Oprócz komunikowania zasad bezpieczeństwa i ważnych aktualizacji, które często są nieco suche (ale konieczne), użyj pozytywnego podejścia. Dobrym sposobem na to jest aktywne rozpoznawanie, nagradzanie i otwarte świętowanie zachowań związanych z bezpieczeństwem.
Udostępnij wiadomość na firmowym kanale Slack o tym, jak Peter zgłosił cyberzagrożenie, które zaoszczędziło firmie wielu kłopotów. Możesz też podzielić się wynikami swojego rozwiązania szkoleniowego security awareness i uczcić najlepsze wyniki podczas przemówienia. Możliwości są nieograniczone.
Przejrzystość jest tutaj kluczowa. Upewnij się, że Ty i Twój zespół jesteście dostępni i że istnieją kanały, którymi reszta organizacji może się z Tobą skontaktować.

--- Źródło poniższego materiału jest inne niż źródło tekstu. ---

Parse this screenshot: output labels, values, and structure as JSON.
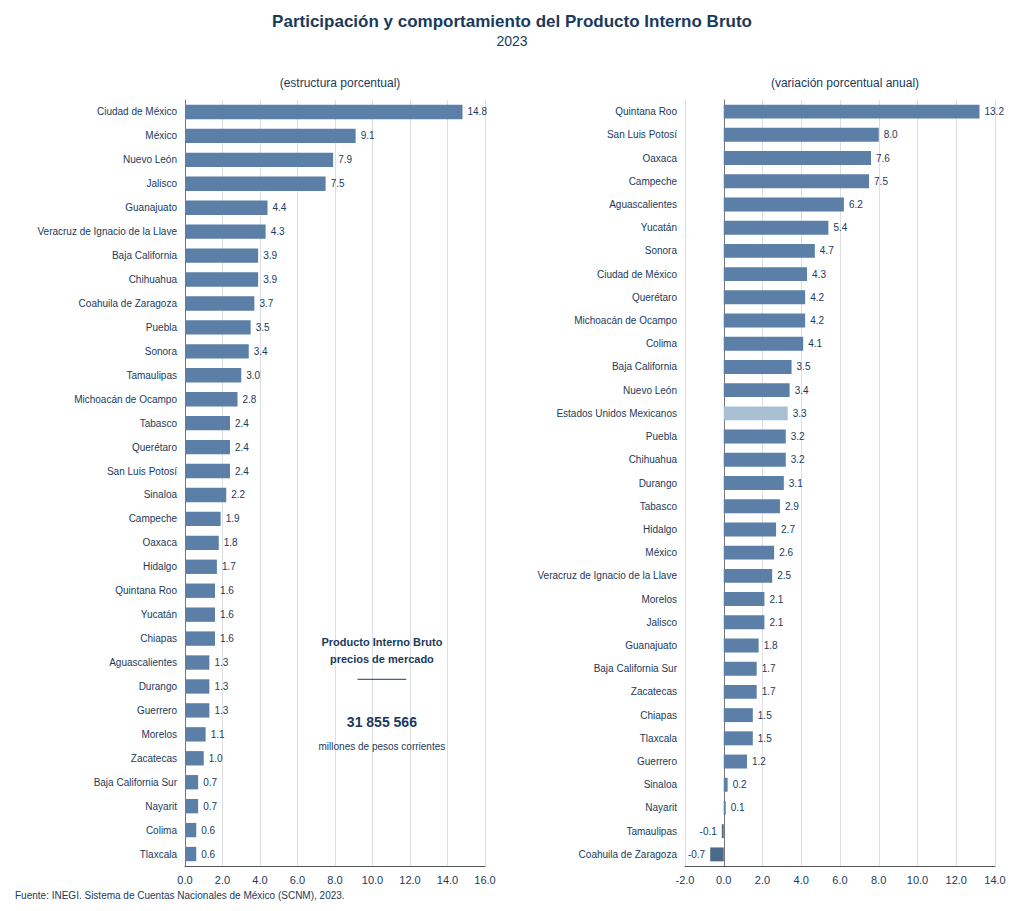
{
  "title": "Participación y comportamiento del Producto Interno Bruto",
  "subtitle": "2023",
  "footnote": "Fuente: INEGI. Sistema de Cuentas Nacionales de México (SCNM), 2023.",
  "chart_data": [
    {
      "type": "bar",
      "orientation": "horizontal",
      "title": "(estructura porcentual)",
      "categories": [
        "Ciudad de México",
        "México",
        "Nuevo León",
        "Jalisco",
        "Guanajuato",
        "Veracruz de Ignacio de la Llave",
        "Baja California",
        "Chihuahua",
        "Coahuila de Zaragoza",
        "Puebla",
        "Sonora",
        "Tamaulipas",
        "Michoacán de Ocampo",
        "Tabasco",
        "Querétaro",
        "San Luis Potosí",
        "Sinaloa",
        "Campeche",
        "Oaxaca",
        "Hidalgo",
        "Quintana Roo",
        "Yucatán",
        "Chiapas",
        "Aguascalientes",
        "Durango",
        "Guerrero",
        "Morelos",
        "Zacatecas",
        "Baja California Sur",
        "Nayarit",
        "Colima",
        "Tlaxcala"
      ],
      "values": [
        14.8,
        9.1,
        7.9,
        7.5,
        4.4,
        4.3,
        3.9,
        3.9,
        3.7,
        3.5,
        3.4,
        3.0,
        2.8,
        2.4,
        2.4,
        2.4,
        2.2,
        1.9,
        1.8,
        1.7,
        1.6,
        1.6,
        1.6,
        1.3,
        1.3,
        1.3,
        1.1,
        1.0,
        0.7,
        0.7,
        0.6,
        0.6
      ],
      "value_labels": [
        "14.8",
        "9.1",
        "7.9",
        "7.5",
        "4.4",
        "4.3",
        "3.9",
        "3.9",
        "3.7",
        "3.5",
        "3.4",
        "3.0",
        "2.8",
        "2.4",
        "2.4",
        "2.4",
        "2.2",
        "1.9",
        "1.8",
        "1.7",
        "1.6",
        "1.6",
        "1.6",
        "1.3",
        "1.3",
        "1.3",
        "1.1",
        "1.0",
        "0.7",
        "0.7",
        "0.6",
        "0.6"
      ],
      "color": "#5b7fa6",
      "xlim": [
        0,
        16.0
      ],
      "xticks": [
        {
          "value": 0,
          "label": "0.0"
        },
        {
          "value": 2,
          "label": "2.0"
        },
        {
          "value": 4,
          "label": "4.0"
        },
        {
          "value": 6,
          "label": "6.0"
        },
        {
          "value": 8,
          "label": "8.0"
        },
        {
          "value": 10,
          "label": "10.0"
        },
        {
          "value": 12,
          "label": "12.0"
        },
        {
          "value": 14,
          "label": "14.0"
        },
        {
          "value": 16,
          "label": "16.0"
        }
      ],
      "grid": true,
      "data_labels": true,
      "annotations": [
        "Producto Interno Bruto\nprecios de mercado",
        "31 855 566",
        "millones de pesos corrientes"
      ]
    },
    {
      "type": "bar",
      "orientation": "horizontal",
      "title": "(variación porcentual anual)",
      "categories": [
        "Quintana Roo",
        "San Luis Potosí",
        "Oaxaca",
        "Campeche",
        "Aguascalientes",
        "Yucatán",
        "Sonora",
        "Ciudad de México",
        "Querétaro",
        "Michoacán de Ocampo",
        "Colima",
        "Baja California",
        "Nuevo León",
        "Estados Unidos Mexicanos",
        "Puebla",
        "Chihuahua",
        "Durango",
        "Tabasco",
        "Hidalgo",
        "México",
        "Veracruz de Ignacio de la Llave",
        "Morelos",
        "Jalisco",
        "Guanajuato",
        "Baja California Sur",
        "Zacatecas",
        "Chiapas",
        "Tlaxcala",
        "Guerrero",
        "Sinaloa",
        "Nayarit",
        "Tamaulipas",
        "Coahuila de Zaragoza"
      ],
      "values": [
        13.2,
        8.0,
        7.6,
        7.5,
        6.2,
        5.4,
        4.7,
        4.3,
        4.2,
        4.2,
        4.1,
        3.5,
        3.4,
        3.3,
        3.2,
        3.2,
        3.1,
        2.9,
        2.7,
        2.6,
        2.5,
        2.1,
        2.1,
        1.8,
        1.7,
        1.7,
        1.5,
        1.5,
        1.2,
        0.2,
        0.1,
        -0.1,
        -0.7
      ],
      "value_labels": [
        "13.2",
        "8.0",
        "7.6",
        "7.5",
        "6.2",
        "5.4",
        "4.7",
        "4.3",
        "4.2",
        "4.2",
        "4.1",
        "3.5",
        "3.4",
        "3.3",
        "3.2",
        "3.2",
        "3.1",
        "2.9",
        "2.7",
        "2.6",
        "2.5",
        "2.1",
        "2.1",
        "1.8",
        "1.7",
        "1.7",
        "1.5",
        "1.5",
        "1.2",
        "0.2",
        "0.1",
        "-0.1",
        "-0.7"
      ],
      "colors": [
        "#5b7fa6",
        "#5b7fa6",
        "#5b7fa6",
        "#5b7fa6",
        "#5b7fa6",
        "#5b7fa6",
        "#5b7fa6",
        "#5b7fa6",
        "#5b7fa6",
        "#5b7fa6",
        "#5b7fa6",
        "#5b7fa6",
        "#5b7fa6",
        "#a8bfd4",
        "#5b7fa6",
        "#5b7fa6",
        "#5b7fa6",
        "#5b7fa6",
        "#5b7fa6",
        "#5b7fa6",
        "#5b7fa6",
        "#5b7fa6",
        "#5b7fa6",
        "#5b7fa6",
        "#5b7fa6",
        "#5b7fa6",
        "#5b7fa6",
        "#5b7fa6",
        "#5b7fa6",
        "#5b7fa6",
        "#5b7fa6",
        "#4a6b8a",
        "#4a6b8a"
      ],
      "xlim": [
        -2.0,
        14.0
      ],
      "xticks": [
        {
          "value": -2,
          "label": "-2.0"
        },
        {
          "value": 0,
          "label": "0.0"
        },
        {
          "value": 2,
          "label": "2.0"
        },
        {
          "value": 4,
          "label": "4.0"
        },
        {
          "value": 6,
          "label": "6.0"
        },
        {
          "value": 8,
          "label": "8.0"
        },
        {
          "value": 10,
          "label": "10.0"
        },
        {
          "value": 12,
          "label": "12.0"
        },
        {
          "value": 14,
          "label": "14.0"
        }
      ],
      "grid": true,
      "data_labels": true
    }
  ]
}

5. Mierz, oceniaj i ulepszaj
Mierzyć znaczy wiedzieć. Aby wiedzieć, czy inicjatywy security awareness przynoszą efekty, musisz ustalić kluczowe wskaźniki wydajności (KPI).

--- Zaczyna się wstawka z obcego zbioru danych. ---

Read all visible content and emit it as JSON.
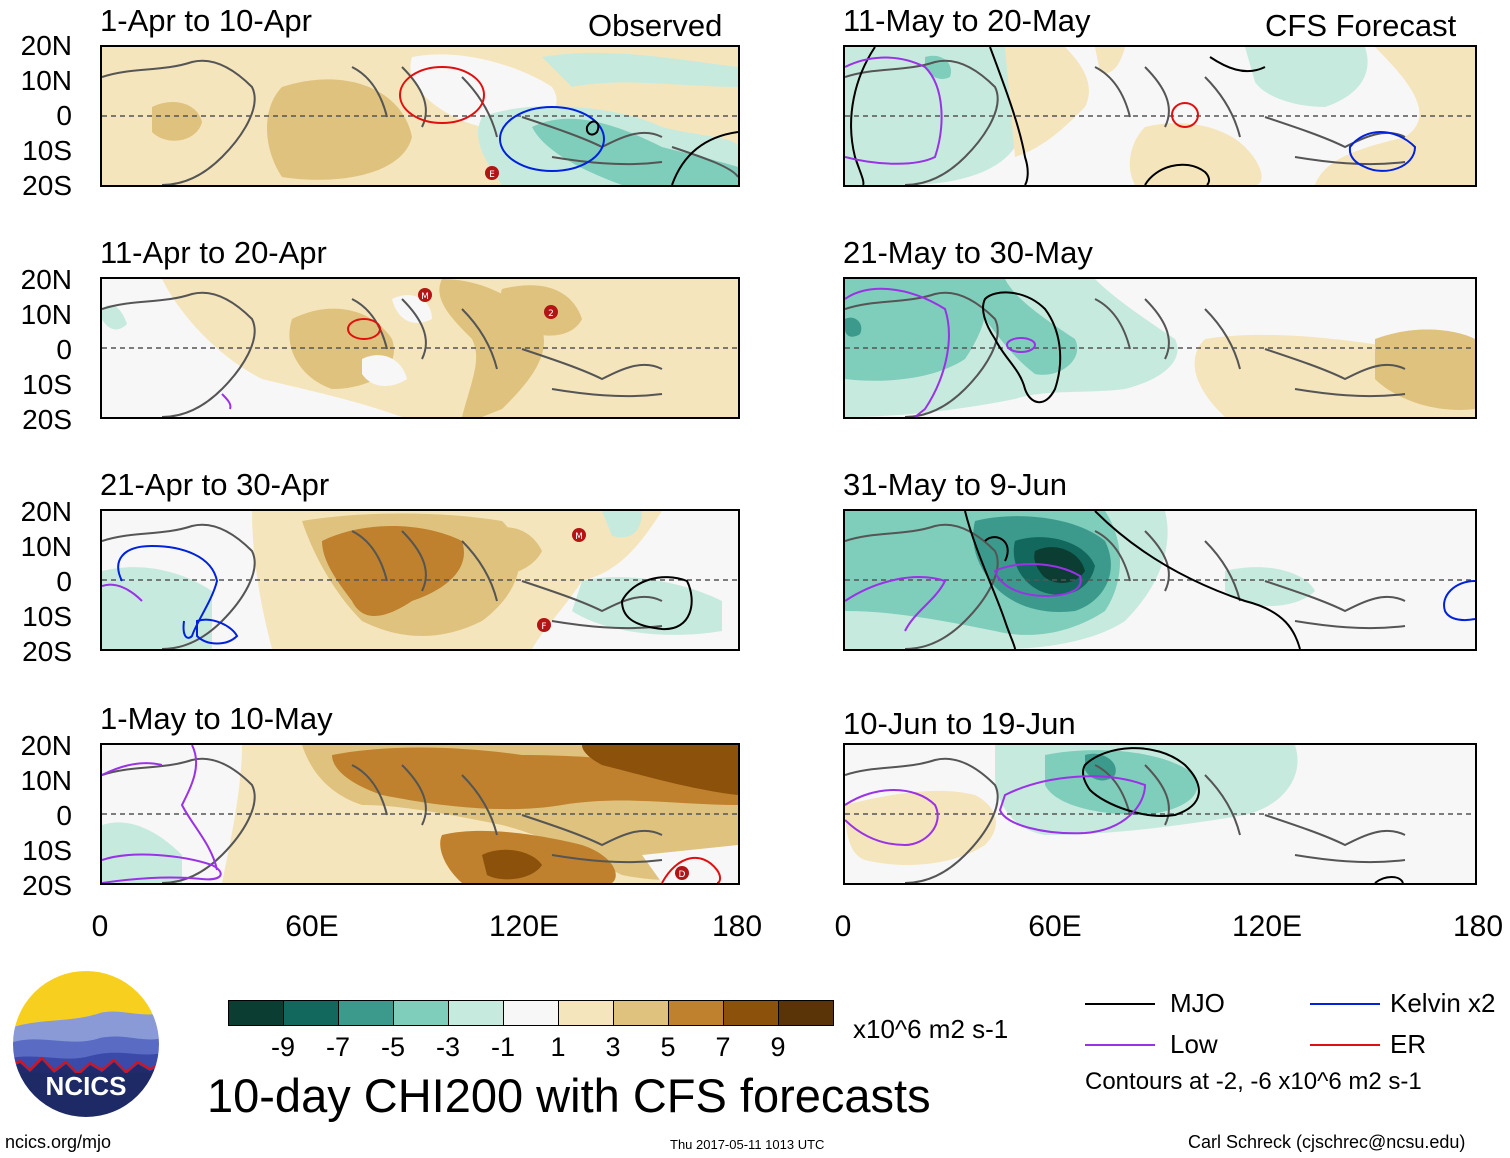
{
  "colors": {
    "mjo": "#000000",
    "kelvin": "#0022dd",
    "low": "#9a32e6",
    "er": "#e01010",
    "cyclone": "#b31414"
  },
  "columns": {
    "left_label": "Observed",
    "right_label": "CFS Forecast"
  },
  "panels_left": [
    {
      "title": "1-Apr to 10-Apr"
    },
    {
      "title": "11-Apr to 20-Apr"
    },
    {
      "title": "21-Apr to 30-Apr"
    },
    {
      "title": "1-May to 10-May"
    }
  ],
  "panels_right": [
    {
      "title": "11-May to 20-May"
    },
    {
      "title": "21-May to 30-May"
    },
    {
      "title": "31-May to 9-Jun"
    },
    {
      "title": "10-Jun to 19-Jun"
    }
  ],
  "lat_labels": [
    "20N",
    "10N",
    "0",
    "10S",
    "20S"
  ],
  "lon_labels": [
    "0",
    "60E",
    "120E",
    "180"
  ],
  "cyclone_markers": [
    "E",
    "M",
    "2",
    "M",
    "F",
    "D"
  ],
  "colorbar": {
    "tick_labels": [
      "-9",
      "-7",
      "-5",
      "-3",
      "-1",
      "1",
      "3",
      "5",
      "7",
      "9"
    ],
    "unit": "x10^6 m2 s-1",
    "colors": [
      "#0b3d33",
      "#12685c",
      "#3c9a8c",
      "#7fcdbb",
      "#c7eadf",
      "#f7f7f7",
      "#f5e5bc",
      "#dfc27d",
      "#bf812d",
      "#8c510a",
      "#5a3407"
    ]
  },
  "legend": {
    "items": [
      {
        "label": "MJO",
        "key": "mjo"
      },
      {
        "label": "Kelvin x2",
        "key": "kelvin"
      },
      {
        "label": "Low",
        "key": "low"
      },
      {
        "label": "ER",
        "key": "er"
      }
    ],
    "note": "Contours at -2, -6 x10^6 m2 s-1"
  },
  "logo_text": "NCICS",
  "main_title": "10-day CHI200 with CFS forecasts",
  "footer": {
    "website": "ncics.org/mjo",
    "timestamp": "Thu 2017-05-11 1013 UTC",
    "author": "Carl Schreck (cjschrec@ncsu.edu)"
  }
}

Jeśli korzystasz z rozwiązania szkoleniowego security awareness , takiego jak Guardey, możesz po prostu spojrzeć na pulpit nawigacyjny i zobaczyć, jak dobrze radzi sobie Twój zespół. Co tydzień będziesz otrzymywać nowe spostrzeżenia, dzięki którym dowiesz się, w których tematach Twój zespół osiąga dobre wyniki, a które wymagają większej uwagi. Pokazuje również, jak dobrze zespół uczestniczy w zajęciach. Wysoki wskaźnik uczestnictwa jest kluczowy i jest ważnym wskaźnikiem, że zespół ceni szkolenia.
Jednak niedocenianym sposobem mierzenia efektów twoich wysiłków security awareness jest przyjrzenie się nie tak oczywistym sygnałom:
- Czy rośnie liczba zgłoszeń cyberzagrożeń?
- Czy współpracownicy zwracają sobie uwagę na niepożądane zachowania?
- Czy otrzymujesz więcej pytań dotyczących bezpieczeństwa?
Są to wyraźne oznaki zwiększonego poczucia odpowiedzialności. Moment, w którym ludzie w Twojej organizacji stają się proaktywni, jest tym, w którym naprawdę możesz mówić o kulturze security awareness .
Jeśli jesteś CISO, nie zawsze możesz wychwycić wszystkie te sygnały, zwłaszcza w większych organizacjach. Dlatego regularne ankiety zbierające informacje zwrotne mogą być pomocne.
Po zebraniu wszystkich tych spostrzeżeń ważne jest, aby faktycznie je wykorzystać i ulepszyć istniejące procesy.
Twoi ludzie mogą być Twoją najsilniejszą zaporą ogniową
"Kultura" to puszyste słowo, którym łatwo się posługiwać. Prawie równie łatwo jest zapisać kilka podstawowych wartości i nazwać to dniem dzisiejszym.
Wspieranie kultury security awareness to jednak ciężka praca. Twoja organizacja, w tym zespół kierowniczy, może postrzegać Cię jako przeszkodę. Mogą postrzegać bezpieczeństwo jako "nie ich problem". A przestawienie tego przełącznika jest trudne. Ale kiedy to zrobisz, wyniki będą tego warte.